Daily Reflections
With a Torah Formed Heart
Friday, Week 1 of Advent
Jesus said to them, ‘Do you believe that I am able to do this? They said to him, ‘Yes, Lord.’ Then he touched their eyes and said, ‘According to your faith let it be done to you.’ (Matthew 9:28,29)
Central to Catholic Social Teaching is the concept of a ‘preferential option for the poor!’ Constantly through the Old Testament, we see God’s heart opening in compassion for the poor, the widow, the leper, and the orphan. Similarly, there are strong words for those who treat the poor unjustly or place huge burdens upon their backs and who do not welcome the stranger.

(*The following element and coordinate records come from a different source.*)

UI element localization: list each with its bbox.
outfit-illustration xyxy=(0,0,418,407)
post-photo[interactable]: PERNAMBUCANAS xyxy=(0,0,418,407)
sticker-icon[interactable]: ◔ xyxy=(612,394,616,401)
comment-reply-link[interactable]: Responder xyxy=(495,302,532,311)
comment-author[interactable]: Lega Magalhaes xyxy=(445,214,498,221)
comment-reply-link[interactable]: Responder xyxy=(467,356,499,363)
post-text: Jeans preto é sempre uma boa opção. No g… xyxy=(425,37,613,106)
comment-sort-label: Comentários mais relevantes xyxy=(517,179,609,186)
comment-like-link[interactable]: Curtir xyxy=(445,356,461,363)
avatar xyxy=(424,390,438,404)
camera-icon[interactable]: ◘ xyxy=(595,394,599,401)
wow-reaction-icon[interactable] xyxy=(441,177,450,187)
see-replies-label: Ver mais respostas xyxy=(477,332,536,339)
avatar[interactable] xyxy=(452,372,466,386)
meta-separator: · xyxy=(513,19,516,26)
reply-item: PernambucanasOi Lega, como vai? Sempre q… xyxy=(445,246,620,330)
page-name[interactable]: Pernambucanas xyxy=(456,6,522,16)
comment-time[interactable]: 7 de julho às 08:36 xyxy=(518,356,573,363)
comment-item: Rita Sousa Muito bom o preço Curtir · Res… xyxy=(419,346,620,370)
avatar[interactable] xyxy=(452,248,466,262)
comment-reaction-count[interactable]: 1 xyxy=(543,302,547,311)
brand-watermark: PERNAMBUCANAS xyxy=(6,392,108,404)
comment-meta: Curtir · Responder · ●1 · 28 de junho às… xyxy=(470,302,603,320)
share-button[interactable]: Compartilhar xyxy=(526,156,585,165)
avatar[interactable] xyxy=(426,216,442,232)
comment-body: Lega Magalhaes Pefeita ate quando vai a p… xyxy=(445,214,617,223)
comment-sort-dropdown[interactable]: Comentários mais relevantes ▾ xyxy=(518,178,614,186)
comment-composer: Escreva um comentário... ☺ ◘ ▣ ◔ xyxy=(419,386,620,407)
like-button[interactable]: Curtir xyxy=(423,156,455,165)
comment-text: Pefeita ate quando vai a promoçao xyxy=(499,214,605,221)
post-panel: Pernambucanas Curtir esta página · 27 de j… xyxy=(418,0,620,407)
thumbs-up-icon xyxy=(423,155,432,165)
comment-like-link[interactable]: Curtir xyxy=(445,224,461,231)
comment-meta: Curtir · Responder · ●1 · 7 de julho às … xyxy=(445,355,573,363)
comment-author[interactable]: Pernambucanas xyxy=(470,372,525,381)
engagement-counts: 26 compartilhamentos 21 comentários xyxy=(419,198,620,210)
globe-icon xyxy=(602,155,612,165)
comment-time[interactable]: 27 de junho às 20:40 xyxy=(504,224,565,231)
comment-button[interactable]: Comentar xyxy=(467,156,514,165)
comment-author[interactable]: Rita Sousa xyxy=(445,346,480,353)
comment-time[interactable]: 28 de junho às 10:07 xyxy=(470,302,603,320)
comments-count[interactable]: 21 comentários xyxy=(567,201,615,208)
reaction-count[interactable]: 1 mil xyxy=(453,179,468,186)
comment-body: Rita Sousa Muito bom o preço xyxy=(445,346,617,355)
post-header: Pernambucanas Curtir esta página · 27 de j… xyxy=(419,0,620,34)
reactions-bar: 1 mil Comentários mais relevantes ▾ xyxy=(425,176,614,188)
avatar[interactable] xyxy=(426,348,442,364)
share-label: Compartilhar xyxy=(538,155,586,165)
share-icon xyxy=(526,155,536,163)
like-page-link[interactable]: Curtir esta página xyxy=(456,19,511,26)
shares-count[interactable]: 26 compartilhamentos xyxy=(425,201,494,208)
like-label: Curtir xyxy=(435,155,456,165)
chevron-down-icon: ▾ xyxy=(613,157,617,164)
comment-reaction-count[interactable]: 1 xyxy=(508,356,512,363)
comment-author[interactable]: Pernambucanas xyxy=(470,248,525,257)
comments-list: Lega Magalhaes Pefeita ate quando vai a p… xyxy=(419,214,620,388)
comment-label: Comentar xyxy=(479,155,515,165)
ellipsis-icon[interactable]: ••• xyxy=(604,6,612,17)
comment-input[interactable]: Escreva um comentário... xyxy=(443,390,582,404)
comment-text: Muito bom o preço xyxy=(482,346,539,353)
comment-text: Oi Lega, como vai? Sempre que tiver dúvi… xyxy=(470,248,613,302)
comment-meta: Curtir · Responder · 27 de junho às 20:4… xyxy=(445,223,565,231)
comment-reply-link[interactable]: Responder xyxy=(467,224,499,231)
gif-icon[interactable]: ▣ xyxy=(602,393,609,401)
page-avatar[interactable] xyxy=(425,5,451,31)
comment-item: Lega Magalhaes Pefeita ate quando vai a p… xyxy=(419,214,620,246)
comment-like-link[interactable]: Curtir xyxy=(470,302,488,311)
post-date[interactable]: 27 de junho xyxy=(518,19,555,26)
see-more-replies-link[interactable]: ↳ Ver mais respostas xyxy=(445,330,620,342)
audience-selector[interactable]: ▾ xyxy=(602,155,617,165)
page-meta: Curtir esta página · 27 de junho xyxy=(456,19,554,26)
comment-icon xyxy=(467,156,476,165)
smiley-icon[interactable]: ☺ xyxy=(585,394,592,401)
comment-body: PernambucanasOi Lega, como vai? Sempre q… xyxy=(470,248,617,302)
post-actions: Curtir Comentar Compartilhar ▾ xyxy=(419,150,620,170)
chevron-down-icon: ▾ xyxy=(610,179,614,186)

All of this is reflected beautifully in today’s reading from Isaiah. Echoing the words of Jesus in the Synagogue in Nazareth in Luke 4:18, ‘the deaf shall hear,’ ‘out of their gloom and darkness the eyes of the blind shall see.’ Echoing the words of Mary’s Magnificat, ‘the meek shall obtain fresh joy,’ and the ‘neediest shall exult in the Holy One of Israel.’
Jesus constantly goes from the Temple and Torah to the people on the margins. In first-century Palestine, that was where one found the poor, the powerless and the oppressed. With a Torah formed heart, Jesus deeply encounters the rejected ones. Two blind men follow him. They cry loudly from their pain, their isolation, their rejection, and loneliness. Jesus’ heart opens in compassion. Matthew (writing to a Jewish community) has them use the title, ‘Son of David’, and in turn, Jesus invites from them a response in faith. ‘Do you believe that I am able to do this?’
Jesus touches their eyes and in so doing, breaks the ritual holiness codes of his day. He risks the ire of the scribes and Pharisees because he has encountered the faith of those in the margins, and they have encountered his compassion! This Advent may we grow in the kind of faith that inspires compassion.